- DVD cover
- Directed by: Alan Metter
- Written by: Maria Jacquemetton
- Produced by: Neil Steinberg
- Starring: Mary-Kate Olsen; Ashley Olsen;
- Cinematography: Mauro Fiore
- Edited by: Sharyn L. Ross
- Music by: David Michael Frank
- Production companies: Dualstar Entertainment Group; Tapestry Films;
- Distributed by: Warner Home Video
- Release date: November 10, 1998;
- Running time: 87 minutes
- Country: United States
- Language: English

= Billboard Dad =

Billboard Dad is a 1998 American romantic comedy film directed by Alan Metter starring Mary-Kate and Ashley Olsen. It was produced by Dualstar Entertainment Group and Tapestry Films and released by Warner Home Video on November 10, 1998. It is the first of eight direct-to-video films starring the Olsens produced jointly by Dualstar Entertainment Group and Tapestry Films.

==Plot==
Set in Los Angeles, California, the film revolves around 12-year-old twin sisters, Emily (a surfer girl) and Tess (a member of the high-diving team), as they try various strategies to get their widower father, Max (a talented artist and sculptor), a girlfriend.

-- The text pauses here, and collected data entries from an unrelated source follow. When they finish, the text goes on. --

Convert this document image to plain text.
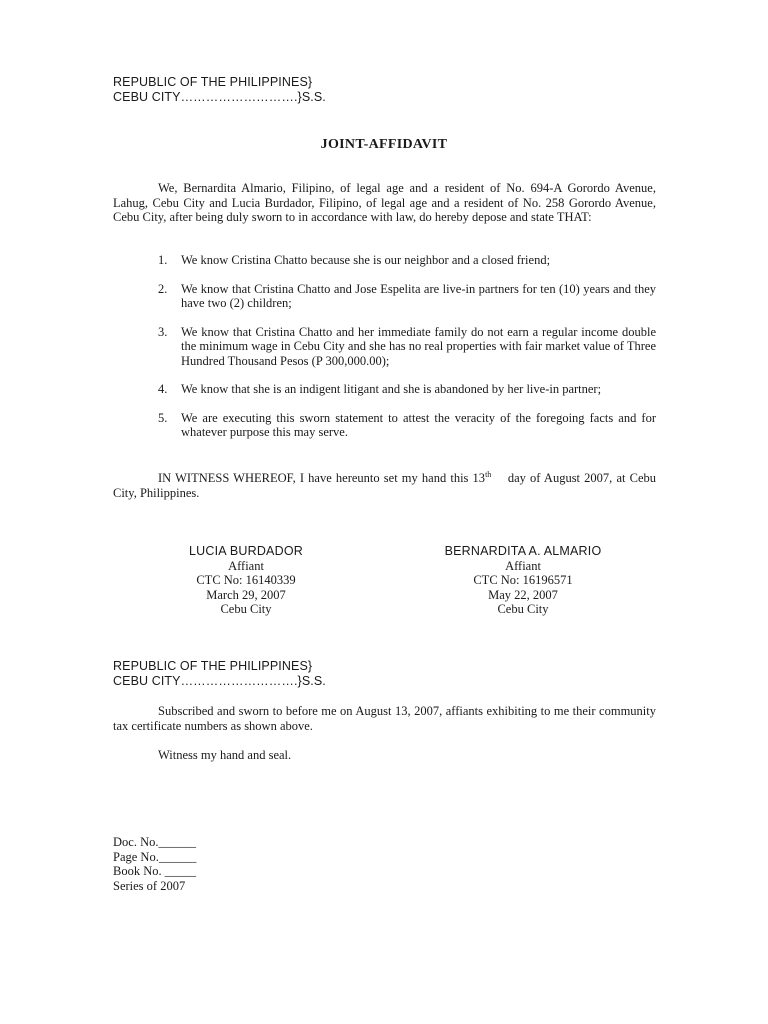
REPUBLIC OF THE PHILIPPINES}
CEBU CITY……………………….}S.S.
JOINT-AFFIDAVIT
We, Bernardita Almario, Filipino, of legal age and a resident of No. 694-A Gorordo Avenue, Lahug, Cebu City and Lucia Burdador, Filipino, of legal age and a resident of No. 258 Gorordo Avenue, Cebu City, after being duly sworn to in accordance with law, do hereby depose and state THAT:
1. We know Cristina Chatto because she is our neighbor and a closed friend;
2. We know that Cristina Chatto and Jose Espelita are live-in partners for ten (10) years and they have two (2) children;
3. We know that Cristina Chatto and her immediate family do not earn a regular income double the minimum wage in Cebu City and she has no real properties with fair market value of Three Hundred Thousand Pesos (P 300,000.00);
4. We know that she is an indigent litigant and she is abandoned by her live-in partner;
5. We are executing this sworn statement to attest the veracity of the foregoing facts and for whatever purpose this may serve.
IN WITNESS WHEREOF, I have hereunto set my hand this 13th    day of August 2007, at Cebu City, Philippines.
LUCIA BURDADOR
Affiant
CTC No: 16140339
March 29, 2007
Cebu City
BERNARDITA A. ALMARIO
Affiant
CTC No: 16196571
May 22, 2007
Cebu City
REPUBLIC OF THE PHILIPPINES}
CEBU CITY……………………….}S.S.
Subscribed and sworn to before me on August 13, 2007, affiants exhibiting to me their community tax certificate numbers as shown above.
Witness my hand and seal.
Doc. No.______
Page No.______
Book No. _____
Series of 2007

After their first attempts end in failure, Tess and Emily team up with their friend, Cody, to paint an advertisement on a giant billboard situated high above Sunset Boulevard. Many women answer the advertisement through letters and through random chance, Max answers a letter submitted by a woman named Debbie.

Debbie brings along her friend Brooke as a back-up in preparation for the former's date with Max. Brooke and Max coincidentally meet and take a liking to each other and Debbie agrees they should start dating. At first, Tess and Emily don't like Brooke's son, Ryan, a skater punk boy. But when an elaborate scheme by Max's business manager, Nigel, to break up the romantic relationship between Max and Brooke arises, Ryan and the girls put aside their differences in order to foil the break-up plan.

==Cast==
- Ashley Olsen as Emily Tyler
- Mary-Kate Olsen as Tess Tyler
- Tom Amandes as Maxwell Tyler
- Jessica Tuck as Brooke Anders
- Carl Banks as Nigel
- Ellen Ratner as Debbie
- Sam Saletta as Ryan
- Rafael Rojas III as Cody
- Troian Bellisario as Kristen Bulut
- Angelique Parry as Julianne
- Bailey Luetgert as Brad Thomas
- Vincent Bowman as Buzz Cut
- Debra Christofferson as Autumn
- Lisa Montgomery as Enola Rubenstein
- Twink Caplan as Chelsea Myers
- Diana Morgan as Katherine Buxbaum
- Teresa Caplan as Woman

==Reception==
The film was rated "Family-Approved" for all ages from the Dove Foundation.